Microsoft a officialisé une nouvelle étape majeure dans sa stratégie d’évolution logicielle : à partir de 2026, les mises à jour de Microsoft 365 ne seront plus disponibles sur Windows 10.
Cette décision marque un tournant pour des millions d’utilisateurs encore attachés à l’ancien système d’exploitation. En mettant fin au support de sa suite bureautique sur Windows 10, Microsoft renforce la pression sur les utilisateurs pour qu’ils migrent vers Windows 11.
Derrière cette annonce, c’est toute une politique de transition technologique qui se dessine.

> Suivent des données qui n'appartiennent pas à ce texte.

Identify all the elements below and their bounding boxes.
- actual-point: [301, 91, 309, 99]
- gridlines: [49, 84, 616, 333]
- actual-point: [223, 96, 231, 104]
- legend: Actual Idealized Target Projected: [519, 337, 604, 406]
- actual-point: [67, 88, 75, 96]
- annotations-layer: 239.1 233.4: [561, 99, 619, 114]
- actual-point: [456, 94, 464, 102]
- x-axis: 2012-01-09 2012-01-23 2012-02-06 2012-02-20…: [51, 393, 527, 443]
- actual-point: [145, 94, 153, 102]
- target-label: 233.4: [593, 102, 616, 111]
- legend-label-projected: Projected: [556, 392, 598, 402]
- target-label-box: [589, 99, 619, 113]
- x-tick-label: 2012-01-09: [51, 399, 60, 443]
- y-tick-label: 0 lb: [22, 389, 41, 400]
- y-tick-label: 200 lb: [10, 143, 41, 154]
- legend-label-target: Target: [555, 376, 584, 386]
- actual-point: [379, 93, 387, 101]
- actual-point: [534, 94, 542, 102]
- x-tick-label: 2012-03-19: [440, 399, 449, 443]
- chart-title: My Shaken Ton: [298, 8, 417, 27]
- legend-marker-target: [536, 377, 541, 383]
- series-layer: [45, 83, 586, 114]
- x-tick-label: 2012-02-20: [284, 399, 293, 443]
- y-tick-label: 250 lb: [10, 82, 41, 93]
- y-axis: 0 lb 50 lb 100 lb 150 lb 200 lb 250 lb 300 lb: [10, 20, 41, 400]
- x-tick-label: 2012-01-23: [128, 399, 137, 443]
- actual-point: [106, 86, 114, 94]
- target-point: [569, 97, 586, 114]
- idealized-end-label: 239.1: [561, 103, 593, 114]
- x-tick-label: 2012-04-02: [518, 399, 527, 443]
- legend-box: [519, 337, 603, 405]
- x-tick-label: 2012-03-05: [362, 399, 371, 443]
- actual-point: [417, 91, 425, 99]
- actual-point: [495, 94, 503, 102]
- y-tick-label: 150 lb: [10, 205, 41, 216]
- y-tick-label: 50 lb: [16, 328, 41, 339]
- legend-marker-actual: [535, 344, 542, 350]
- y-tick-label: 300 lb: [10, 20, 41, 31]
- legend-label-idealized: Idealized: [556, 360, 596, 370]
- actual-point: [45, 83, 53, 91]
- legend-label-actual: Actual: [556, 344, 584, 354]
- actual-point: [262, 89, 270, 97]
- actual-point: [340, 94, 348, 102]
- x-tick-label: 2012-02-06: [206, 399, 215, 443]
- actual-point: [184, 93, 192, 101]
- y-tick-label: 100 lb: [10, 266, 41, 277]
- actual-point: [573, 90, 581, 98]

Microsoft durcit sa stratégie pour imposer Windows 11
Toujours réticent à passer à Windows 11 ? Microsoft a trouvé un nouveau levier de pression : Microsoft 365. Dès le 10 août 2026, les utilisateurs de la suite bureautique (Word, Excel, PowerPoint, Outlook…) ne recevront plus de mises à jour de fonctionnalités s’ils sont encore sous Windows 10.
Cela concerne dans un premier temps les offres Microsoft 365 Personnel et Famille, avec une tolérance prolongée pour les abonnements professionnels.
Calendrier des fins de mises à jour
• 10 août 2026 : fin des mises à jour pour les offres grand public (Personnel et Famille).
• 13 octobre 2026 : fin pour les abonnements professionnels mensuels.
• 12 janvier 2027 : fin pour les abonnements semestriels.
• 10 octobre 2028 : arrêt définitif des patchs de sécurité, sauf pour les abonnés payants.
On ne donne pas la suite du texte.